Donizetti reinterprets the romantic myth of Pigmalione. Performed by the students of the Carlo Felice Opera Academy

Dramatic scene in one act
Music by Gaetano Donizetti
Libretto by Antonio Simeone Sografi

A new production by Fondazione Teatro Carlo Felice di Genova

Pigmalione
Manuel Caputo / Paolo Nevi

Galatea
Gabriella Ingenito / Martina Saviano

Piano
Umberto Musso

Director
Fabio Sparvoli

Il Pigmalione is Gaetano Donizetti’s first opera. It is a one-act dramatic scene that the composer worked on in 1816, when he was still a student. The libretto, by playwright Simeon Antonio Sografi, takes an episode from Ovid’s Metamorphoses. (The myth was also the subject of a 1770 scène lyrique of the same name by Jean Jacques Rousseau). The protagonist, Pygmalion, is king of Cyprus. Throughout his life he never found harmony with women and turned away from any form of love, devoting himself instead to cultivating his passion for sculpture.
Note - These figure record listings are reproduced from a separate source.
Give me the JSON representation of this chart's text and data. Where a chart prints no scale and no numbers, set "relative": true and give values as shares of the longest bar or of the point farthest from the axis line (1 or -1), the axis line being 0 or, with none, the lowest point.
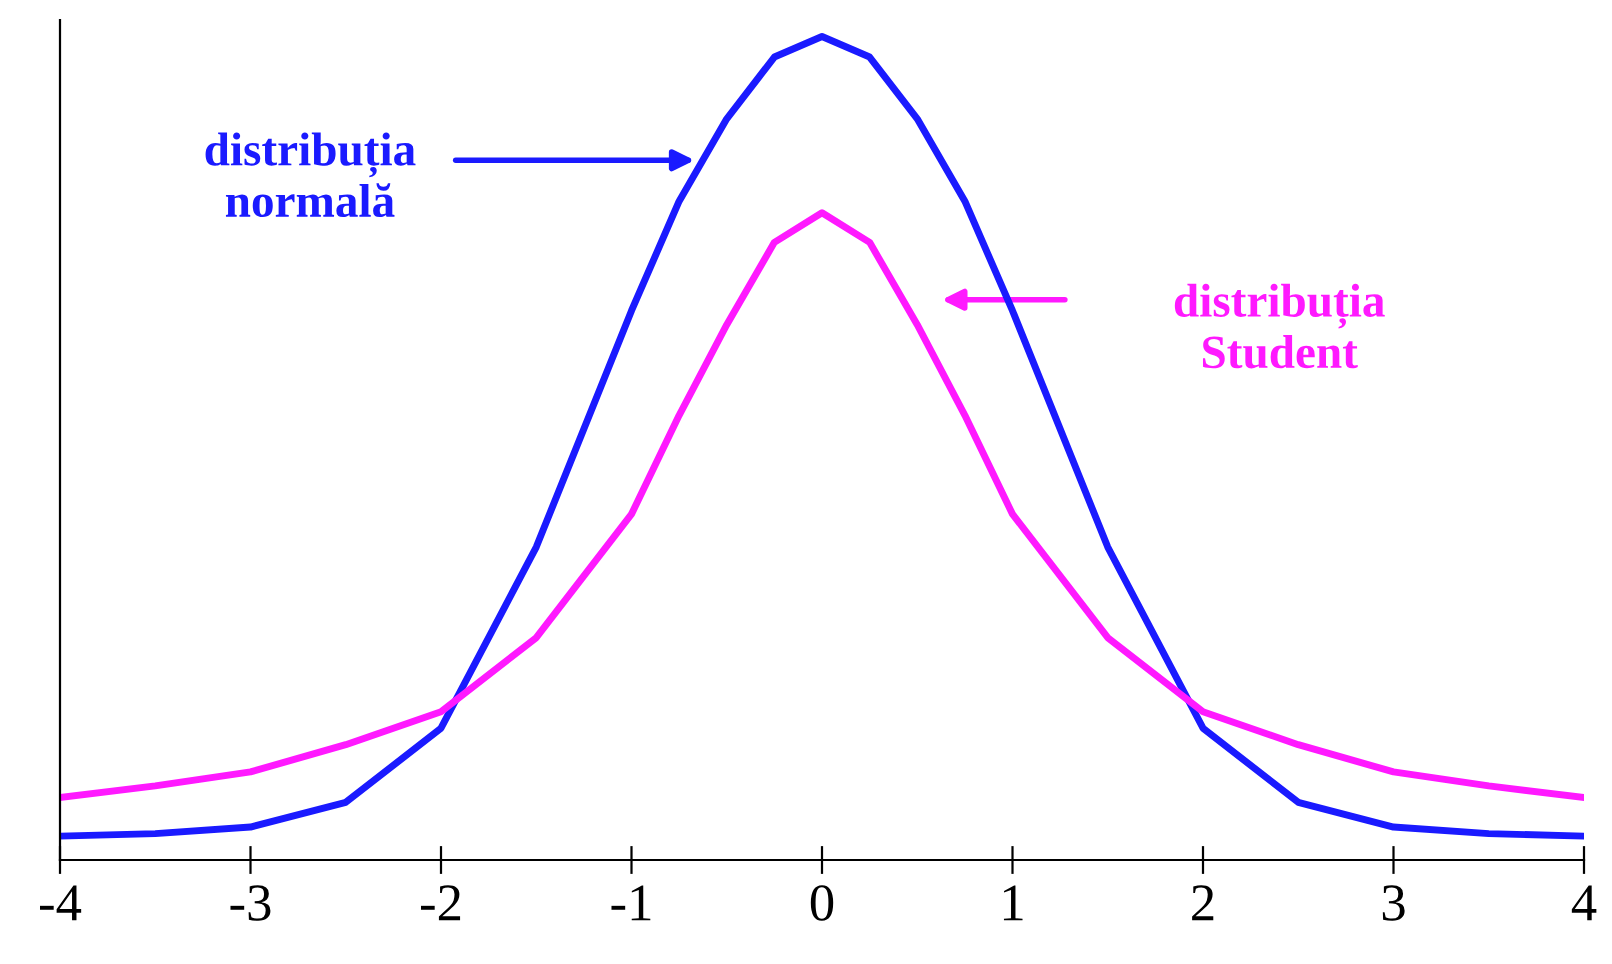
{
  "chart_data": {
    "type": "line",
    "relative": true,
    "xlim": [
      -4,
      4
    ],
    "xticks": [
      -4,
      -3,
      -2,
      -1,
      0,
      1,
      2,
      3,
      4
    ],
    "grid": false,
    "marker": "none",
    "line_style": "solid",
    "series": [
      {
        "name": "distribuția\nnormală",
        "color": "#1a1aff",
        "x": [
          -4,
          -3.5,
          -3,
          -2.5,
          -2,
          -1.5,
          -1,
          -0.75,
          -0.5,
          -0.25,
          0,
          0.25,
          0.5,
          0.75,
          1,
          1.5,
          2,
          2.5,
          3,
          3.5,
          4
        ],
        "values": [
          0.029,
          0.032,
          0.04,
          0.07,
          0.16,
          0.38,
          0.667,
          0.8,
          0.9,
          0.975,
          1,
          0.975,
          0.9,
          0.8,
          0.667,
          0.38,
          0.16,
          0.07,
          0.04,
          0.032,
          0.029
        ]
      },
      {
        "name": "distribuția\nStudent",
        "color": "#ff19ff",
        "x": [
          -4,
          -3.5,
          -3,
          -2.5,
          -2,
          -1.5,
          -1,
          -0.75,
          -0.5,
          -0.25,
          0,
          0.25,
          0.5,
          0.75,
          1,
          1.5,
          2,
          2.5,
          3,
          3.5,
          4
        ],
        "values": [
          0.076,
          0.09,
          0.107,
          0.14,
          0.18,
          0.27,
          0.42,
          0.54,
          0.65,
          0.75,
          0.786,
          0.75,
          0.65,
          0.54,
          0.42,
          0.27,
          0.18,
          0.14,
          0.107,
          0.09,
          0.076
        ]
      }
    ]
  }
}
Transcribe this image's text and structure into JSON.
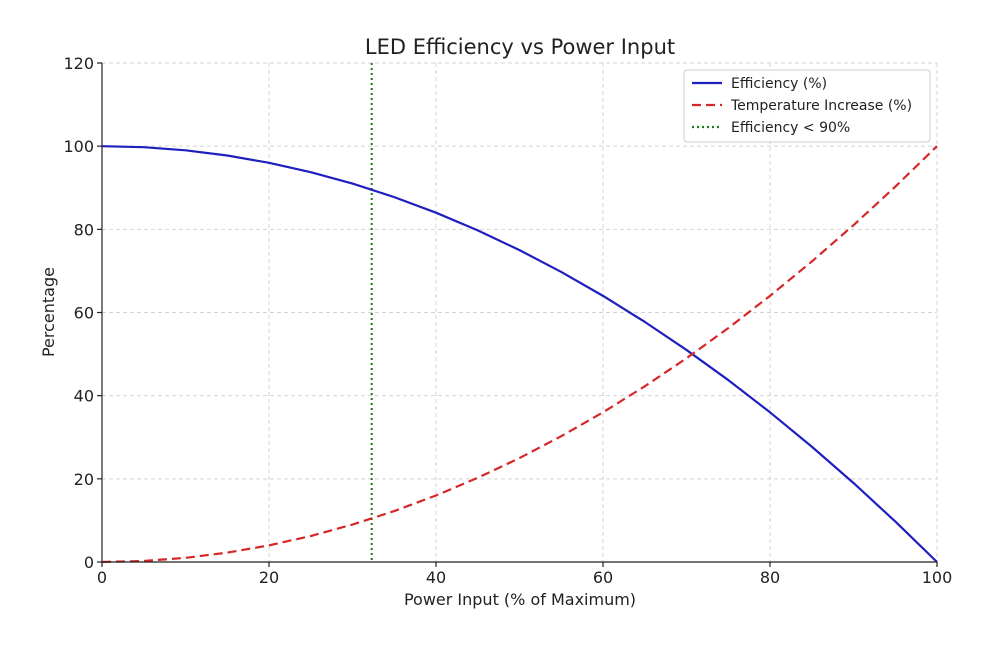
{
  "chart_data": {
    "type": "line",
    "title": "LED Efficiency vs Power Input",
    "xlabel": "Power Input (% of Maximum)",
    "ylabel": "Percentage",
    "xlim": [
      0,
      100
    ],
    "ylim": [
      0,
      120
    ],
    "x_ticks": [
      0,
      20,
      40,
      60,
      80,
      100
    ],
    "y_ticks": [
      0,
      20,
      40,
      60,
      80,
      100,
      120
    ],
    "grid": true,
    "legend_position": "top-right",
    "x": [
      0,
      5,
      10,
      15,
      20,
      25,
      30,
      35,
      40,
      45,
      50,
      55,
      60,
      65,
      70,
      75,
      80,
      85,
      90,
      95,
      100
    ],
    "series": [
      {
        "name": "Efficiency (%)",
        "color": "#1f1fbf",
        "style": "solid",
        "values": [
          100,
          99.75,
          99,
          97.75,
          96,
          93.75,
          91,
          87.75,
          84,
          79.75,
          75,
          69.75,
          64,
          57.75,
          51,
          43.75,
          36,
          27.75,
          19,
          9.75,
          0
        ]
      },
      {
        "name": "Temperature Increase (%)",
        "color": "#d62728",
        "style": "dashed",
        "values": [
          0,
          0.25,
          1,
          2.25,
          4,
          6.25,
          9,
          12.25,
          16,
          20.25,
          25,
          30.25,
          36,
          42.25,
          49,
          56.25,
          64,
          72.25,
          81,
          90.25,
          100
        ]
      }
    ],
    "vlines": [
      {
        "name": "Efficiency < 90%",
        "x": 32.3,
        "color": "#1a7a1a",
        "style": "dotted"
      }
    ]
  }
}
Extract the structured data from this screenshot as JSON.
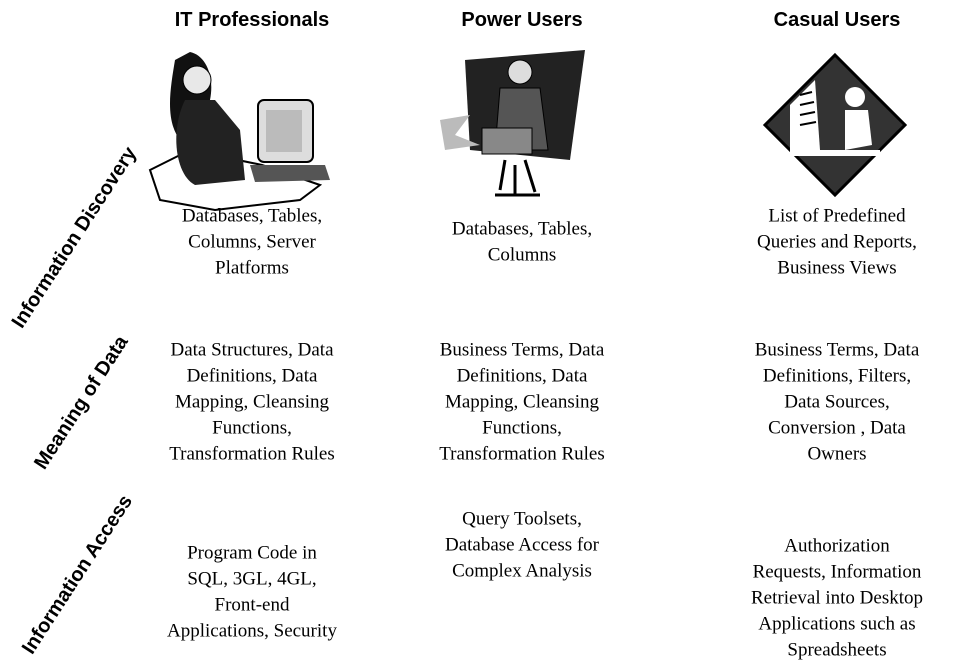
{
  "columns": [
    "IT Professionals",
    "Power Users",
    "Casual Users"
  ],
  "rows": [
    {
      "label": "Information Discovery",
      "cells": [
        [
          "Databases, Tables,",
          "Columns, Server",
          "Platforms"
        ],
        [
          "Databases, Tables,",
          "Columns"
        ],
        [
          "List of Predefined",
          "Queries and Reports,",
          "Business Views"
        ]
      ]
    },
    {
      "label": "Meaning of Data",
      "cells": [
        [
          "Data Structures, Data",
          "Definitions, Data",
          "Mapping, Cleansing",
          "Functions,",
          "Transformation Rules"
        ],
        [
          "Business Terms, Data",
          "Definitions, Data",
          "Mapping, Cleansing",
          "Functions,",
          "Transformation Rules"
        ],
        [
          "Business Terms, Data",
          "Definitions, Filters,",
          "Data Sources,",
          "Conversion , Data",
          "Owners"
        ]
      ]
    },
    {
      "label": "Information Access",
      "cells": [
        [
          "Program Code in",
          "SQL, 3GL, 4GL,",
          "Front-end",
          "Applications, Security"
        ],
        [
          "Query Toolsets,",
          "Database Access for",
          "Complex Analysis"
        ],
        [
          "Authorization",
          "Requests, Information",
          "Retrieval into Desktop",
          "Applications such as",
          "Spreadsheets"
        ]
      ]
    }
  ]
}
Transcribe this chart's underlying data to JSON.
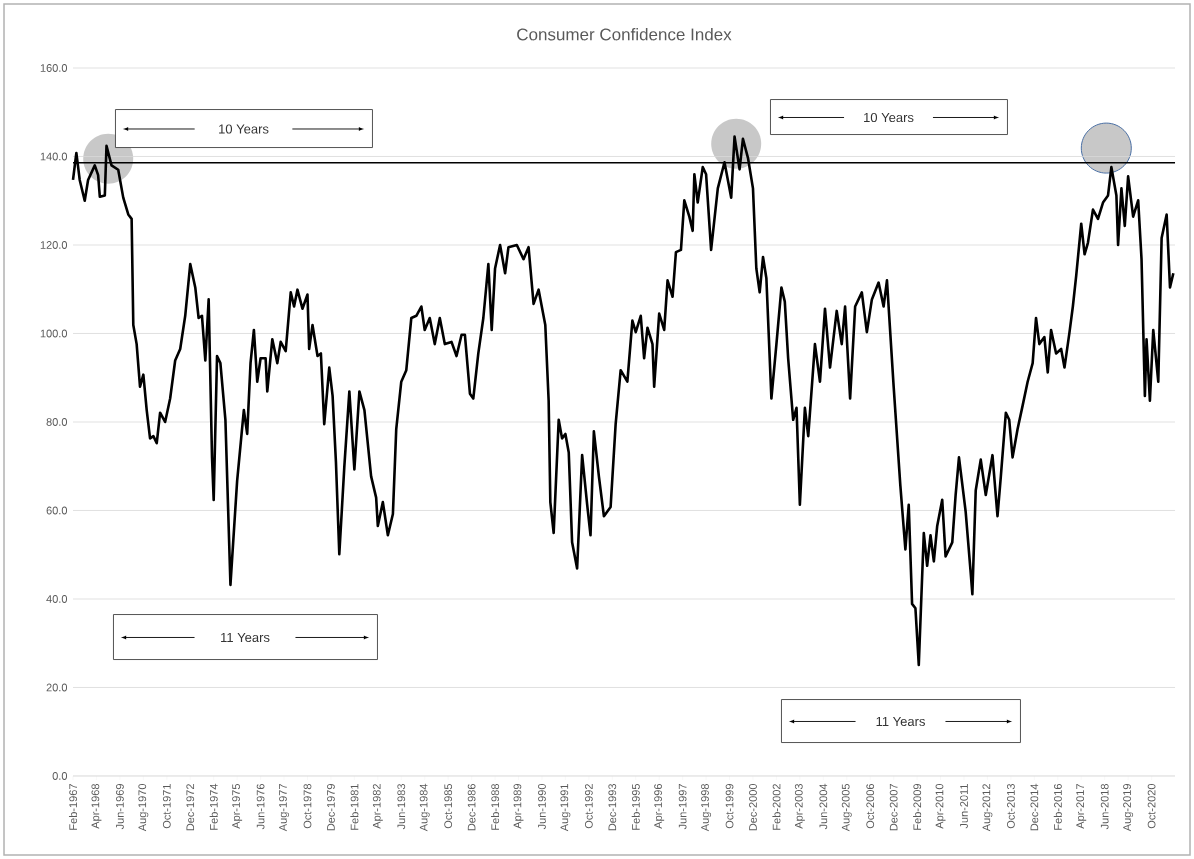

Through his art, Pygmalion tries to recreate an ideal of beauty, until one day he creates a sculpture depicting the highest expression of that same ideal, in the form of a woman. In love with his own work, Pygmalion asks Aphrodite for help in transforming the sculpture, Galatea, into a woman. In the happy ending, Galatea comes to life and holds Pygmalion close to her. Donizetti’s mise-en-scène takes up the linearity of the myth, with a focus on the character of Pigmalione (Galatea’s part, after her metamorphosis, is only introduced in the last passage). Although the dramatic scene is the composer’s first approach to opera writing, one can perceive a special flair for musical theatre. Donizetti’s writing effectively recreates the creative tension and wonder of the meeting of the two lovers. The first performance of the opera took place more than a century after the composer’s death, in 1960, at the Teatro Donizetti in Bergamo.